Tudo bem, quem sabe um passarinho me conta alguma coisa? Finalmente, alguns tuiters sobre o tema na conta oficial do Ministério da Justiça e Cidadania! Ali encontrei 23 postagens sobre a “crise penitenciária”. Aqui vale um importante adendo: nesta rede social, cada postagem pode ter no máximo 140 caracteres.
E, antes que me perguntem: o canal da TV Justiça no YouTube transmitia a entrevista da cabeleireira Tânia Luiza (não me perguntem porquê).
Mortos em Manaus, em Roraima, a divulgação de um PDF de 62 páginas intitulado “Plano Nacional de Segurança Pública” apenas com tópicos e sem detalhamentos de como implantar as ações, enfim, em meio ao caos o Ministério da Justiça prefere divulgar metade (um terço? Um quarto) das informações do que a sociedade brasileira merece saber por inteiro.
São muitas perguntas sem respostas e uma coletiva que deveria ser transmitida na íntegra. Por que o silêncio? A sonegação de informações pode parecer, em um primeiro momento, um case de comunicação mal feito. Mas consegue ser pior: O Ministério da Justiça e Cidadania viola um direito humano que está na Declaração Universal dos Direitos Humanos [2]:
Artigo 19º: “Todo o indivíduo tem direito à liberdade de opinião e de expressão, o que implica o direito de não ser inquietado pelas suas opiniões e o de procurar, receber e difundir, sem consideração de fronteiras, informações e idéias por qualquer meio de expressão.”

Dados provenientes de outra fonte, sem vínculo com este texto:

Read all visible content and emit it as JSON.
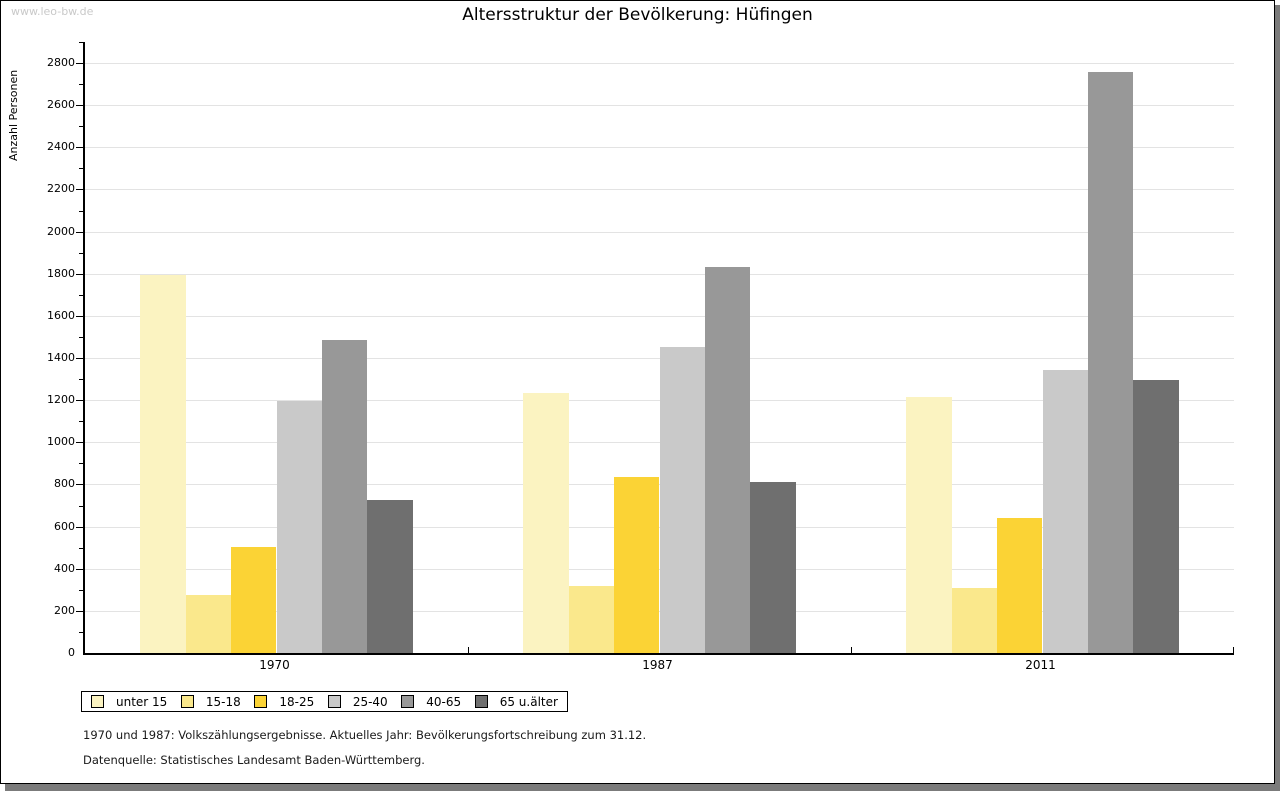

Esta “seletividade” ao ser observada mais atentamente consegue-se tornar ainda mais estranha para compreender: por que, em pleno domingo, a TV Câmara transmitiu ao vivo a votação dos deputados federais para o impeachment de Dilma Rousseff e neste caso, com tantos meios, o que existe é a falta de informação?

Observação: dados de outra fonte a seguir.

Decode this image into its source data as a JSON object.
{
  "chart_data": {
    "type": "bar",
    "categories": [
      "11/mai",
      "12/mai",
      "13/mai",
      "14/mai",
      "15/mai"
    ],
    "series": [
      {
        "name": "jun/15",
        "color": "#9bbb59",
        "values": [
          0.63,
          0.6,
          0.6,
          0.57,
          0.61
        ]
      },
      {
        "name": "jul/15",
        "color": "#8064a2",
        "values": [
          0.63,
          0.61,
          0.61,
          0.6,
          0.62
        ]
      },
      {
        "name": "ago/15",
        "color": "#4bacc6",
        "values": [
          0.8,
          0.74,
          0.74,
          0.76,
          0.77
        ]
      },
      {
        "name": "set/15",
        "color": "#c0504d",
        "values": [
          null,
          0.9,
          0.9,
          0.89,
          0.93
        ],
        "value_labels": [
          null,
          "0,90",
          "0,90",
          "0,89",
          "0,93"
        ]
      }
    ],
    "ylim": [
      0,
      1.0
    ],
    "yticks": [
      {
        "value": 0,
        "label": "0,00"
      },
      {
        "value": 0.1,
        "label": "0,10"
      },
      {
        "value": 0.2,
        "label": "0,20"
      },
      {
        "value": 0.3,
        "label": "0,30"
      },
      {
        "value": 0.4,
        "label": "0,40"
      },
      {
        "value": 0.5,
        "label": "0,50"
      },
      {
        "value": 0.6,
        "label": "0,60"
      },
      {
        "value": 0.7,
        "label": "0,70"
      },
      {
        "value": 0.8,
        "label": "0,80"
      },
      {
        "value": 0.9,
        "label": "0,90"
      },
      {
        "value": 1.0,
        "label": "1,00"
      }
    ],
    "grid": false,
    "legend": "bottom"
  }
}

Em seu artigo, “Instrumentos de participação pública como auxílio à participação política dos cidadãos- Avaliação das políticas públicas de cidadania do portal eletrônico do governo da cidade de São Paulo”, Fabíola de Paula Liberato, Pós Graduanda do Mestrado em Comunicação do Programa de Pós Graduação da Faculdade de Arquitetura, Artes e Comunicação, deixa uma possibilidade raciocínio [3]:
“A comunicação tem como base o intercâmbio de informações, porém, o fato de haver informação sobre determinado tema político, por exemplo, não garante a eficácia da comunicação pública. A comunicação pública deve proporcionar condições de acesso e maior interação entre representantes e representados, a criação de espaços para discussões e exercício da cidadania possibilita a melhora da comunicação e a busca do entendimento, compreensão. Uma característica notável da informação desenvolvida pela comunicação pública é ter conteúdo que seja de interesse de todos”.

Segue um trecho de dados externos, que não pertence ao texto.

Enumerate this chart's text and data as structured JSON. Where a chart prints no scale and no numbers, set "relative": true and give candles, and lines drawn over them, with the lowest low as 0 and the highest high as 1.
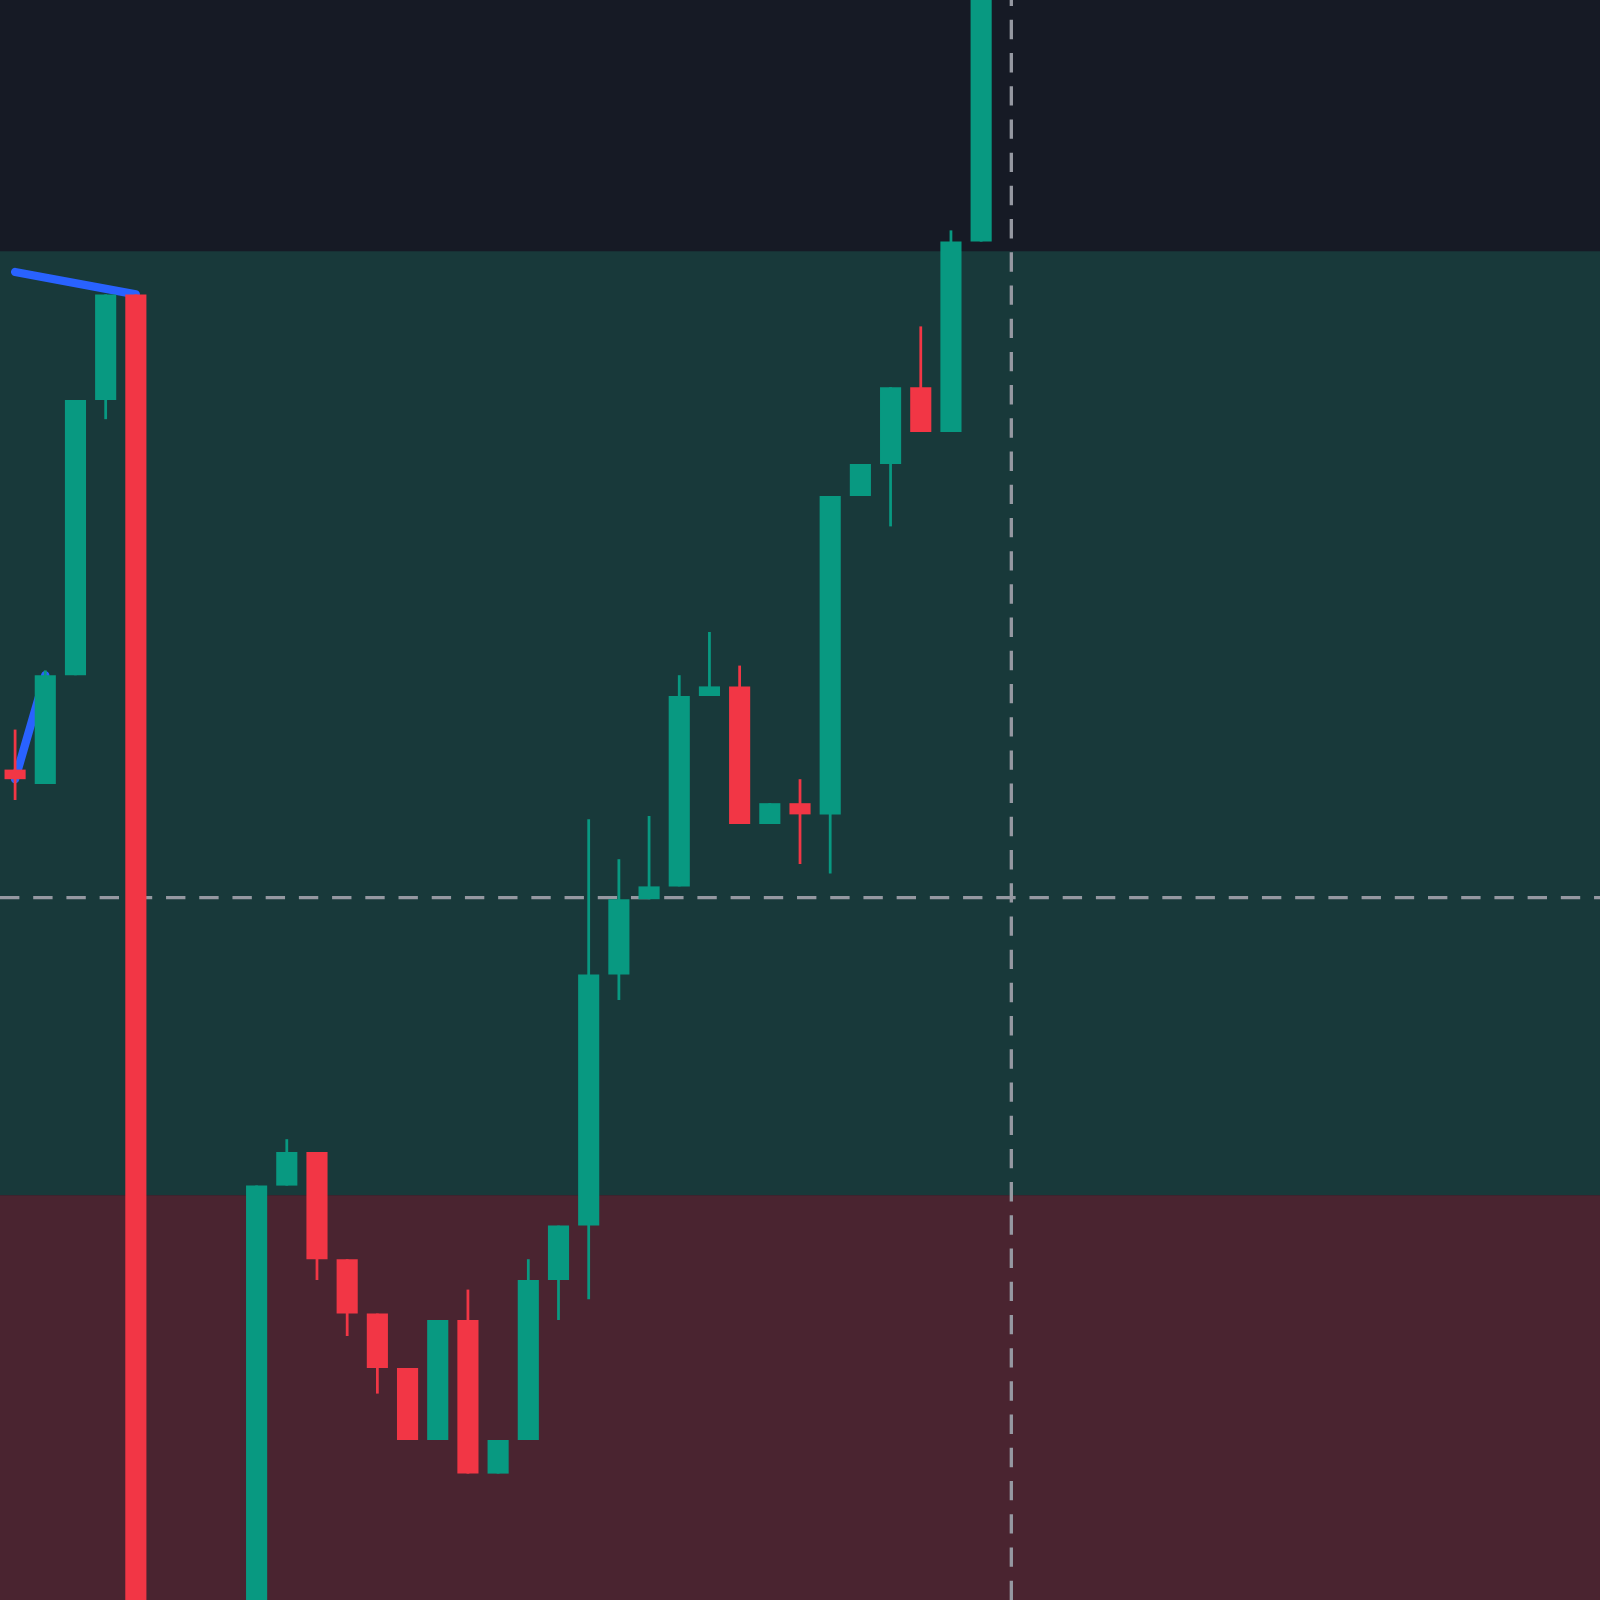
{
  "chart_data": {
    "type": "candlestick",
    "relative": true,
    "categories": [
      null,
      null,
      null,
      null,
      null,
      null,
      null,
      null,
      null,
      null,
      null,
      null,
      null,
      null,
      null,
      null,
      null,
      null,
      null,
      null,
      null,
      null,
      null,
      null,
      null,
      null,
      null,
      null,
      null,
      null,
      null,
      null,
      null,
      null,
      null,
      null,
      null,
      null,
      null,
      null,
      null,
      null,
      null,
      null,
      null,
      null,
      null,
      null,
      null,
      null,
      null,
      null,
      null
    ],
    "ohlc": [
      [
        0.519,
        0.544,
        0.5,
        0.513
      ],
      [
        0.51,
        0.581,
        0.51,
        0.578
      ],
      [
        0.578,
        0.75,
        0.578,
        0.75
      ],
      [
        0.75,
        0.816,
        0.738,
        0.816
      ],
      [
        0.816,
        0.816,
        0,
        0
      ],
      null,
      null,
      null,
      [
        0,
        0.259,
        0,
        0.259
      ],
      [
        0.259,
        0.288,
        0.259,
        0.28
      ],
      [
        0.28,
        0.28,
        0.2,
        0.213
      ],
      [
        0.213,
        0.213,
        0.165,
        0.179
      ],
      [
        0.179,
        0.179,
        0.129,
        0.145
      ],
      [
        0.145,
        0.145,
        0.1,
        0.1
      ],
      [
        0.1,
        0.175,
        0.1,
        0.175
      ],
      [
        0.175,
        0.194,
        0.079,
        0.079
      ],
      [
        0.079,
        0.1,
        0.079,
        0.1
      ],
      [
        0.1,
        0.213,
        0.1,
        0.2
      ],
      [
        0.2,
        0.234,
        0.175,
        0.234
      ],
      [
        0.234,
        0.488,
        0.188,
        0.391
      ],
      [
        0.391,
        0.463,
        0.375,
        0.438
      ],
      [
        0.438,
        0.49,
        0.438,
        0.446
      ],
      [
        0.446,
        0.578,
        0.446,
        0.565
      ],
      [
        0.565,
        0.605,
        0.565,
        0.571
      ],
      [
        0.571,
        0.584,
        0.485,
        0.485
      ],
      [
        0.485,
        0.498,
        0.485,
        0.498
      ],
      [
        0.498,
        0.513,
        0.46,
        0.491
      ],
      [
        0.491,
        0.69,
        0.454,
        0.69
      ],
      [
        0.69,
        0.71,
        0.69,
        0.71
      ],
      [
        0.71,
        0.758,
        0.671,
        0.758
      ],
      [
        0.758,
        0.796,
        0.73,
        0.73
      ],
      [
        0.73,
        0.856,
        0.73,
        0.849
      ],
      [
        0.849,
        1,
        0.849,
        1
      ],
      null,
      null,
      null,
      null,
      null,
      null,
      null,
      null,
      null,
      null,
      null,
      null,
      null,
      null,
      null,
      null,
      null,
      null,
      null,
      null
    ],
    "colors": [
      "#f23645",
      "#089981",
      "#089981",
      "#089981",
      "#f23645",
      null,
      null,
      null,
      "#089981",
      "#089981",
      "#f23645",
      "#f23645",
      "#f23645",
      "#f23645",
      "#089981",
      "#f23645",
      "#089981",
      "#089981",
      "#089981",
      "#089981",
      "#089981",
      "#089981",
      "#089981",
      "#089981",
      "#f23645",
      "#089981",
      "#f23645",
      "#089981",
      "#089981",
      "#089981",
      "#f23645",
      "#089981",
      "#089981",
      null,
      null,
      null,
      null,
      null,
      null,
      null,
      null,
      null,
      null,
      null,
      null,
      null,
      null,
      null,
      null,
      null,
      null,
      null,
      null
    ],
    "series": [
      {
        "type": "line",
        "color": "#2962ff",
        "values": [
          0.83,
          null,
          null,
          null,
          0.816,
          null,
          null,
          null,
          null,
          null,
          null,
          null,
          null,
          null,
          null,
          null,
          null,
          null,
          null,
          null,
          null,
          null,
          null,
          null,
          null,
          null,
          null,
          null,
          null,
          null,
          null,
          null,
          null,
          null,
          null,
          null,
          null,
          null,
          null,
          null,
          null,
          null,
          null,
          null,
          null,
          null,
          null,
          null,
          null,
          null,
          null,
          null,
          null
        ]
      },
      {
        "type": "line",
        "color": "#2962ff",
        "values": [
          0.513,
          0.578,
          null,
          null,
          null,
          null,
          null,
          null,
          null,
          null,
          null,
          null,
          null,
          null,
          null,
          null,
          null,
          null,
          null,
          null,
          null,
          null,
          null,
          null,
          null,
          null,
          null,
          null,
          null,
          null,
          null,
          null,
          null,
          null,
          null,
          null,
          null,
          null,
          null,
          null,
          null,
          null,
          null,
          null,
          null,
          null,
          null,
          null,
          null,
          null,
          null,
          null,
          null
        ]
      }
    ],
    "bands": [
      {
        "axis": "y",
        "from": 0.253,
        "to": 0.843,
        "color": "#18393a"
      },
      {
        "axis": "y",
        "from": 0,
        "to": 0.253,
        "color": "#4a2430"
      }
    ],
    "ref_lines": [
      {
        "axis": "y",
        "value": 0.439,
        "color": "#9598a1",
        "line_style": "dashed"
      }
    ]
  }
}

O Ministério da Justiça e Cidadania, bem como as outras pastas e a própria sociedade não estão interessados em saber o que houve nos presídios e muito menos o que acontecerá daqui para frente. A barbaridade ali praticada, a admissão de facções criminosas, a ineficácia do sistema: nada disso parece importar para ninguém. E os que se importam, como eu, literalmente não tem nada para ver.
Texto: Ivy Farias – jornalista e estudante de Direito da UMC Villa-Lobos/Lapa em São Paulo e uma das co-fundadoras do movimento Mais Mulheres no Direito.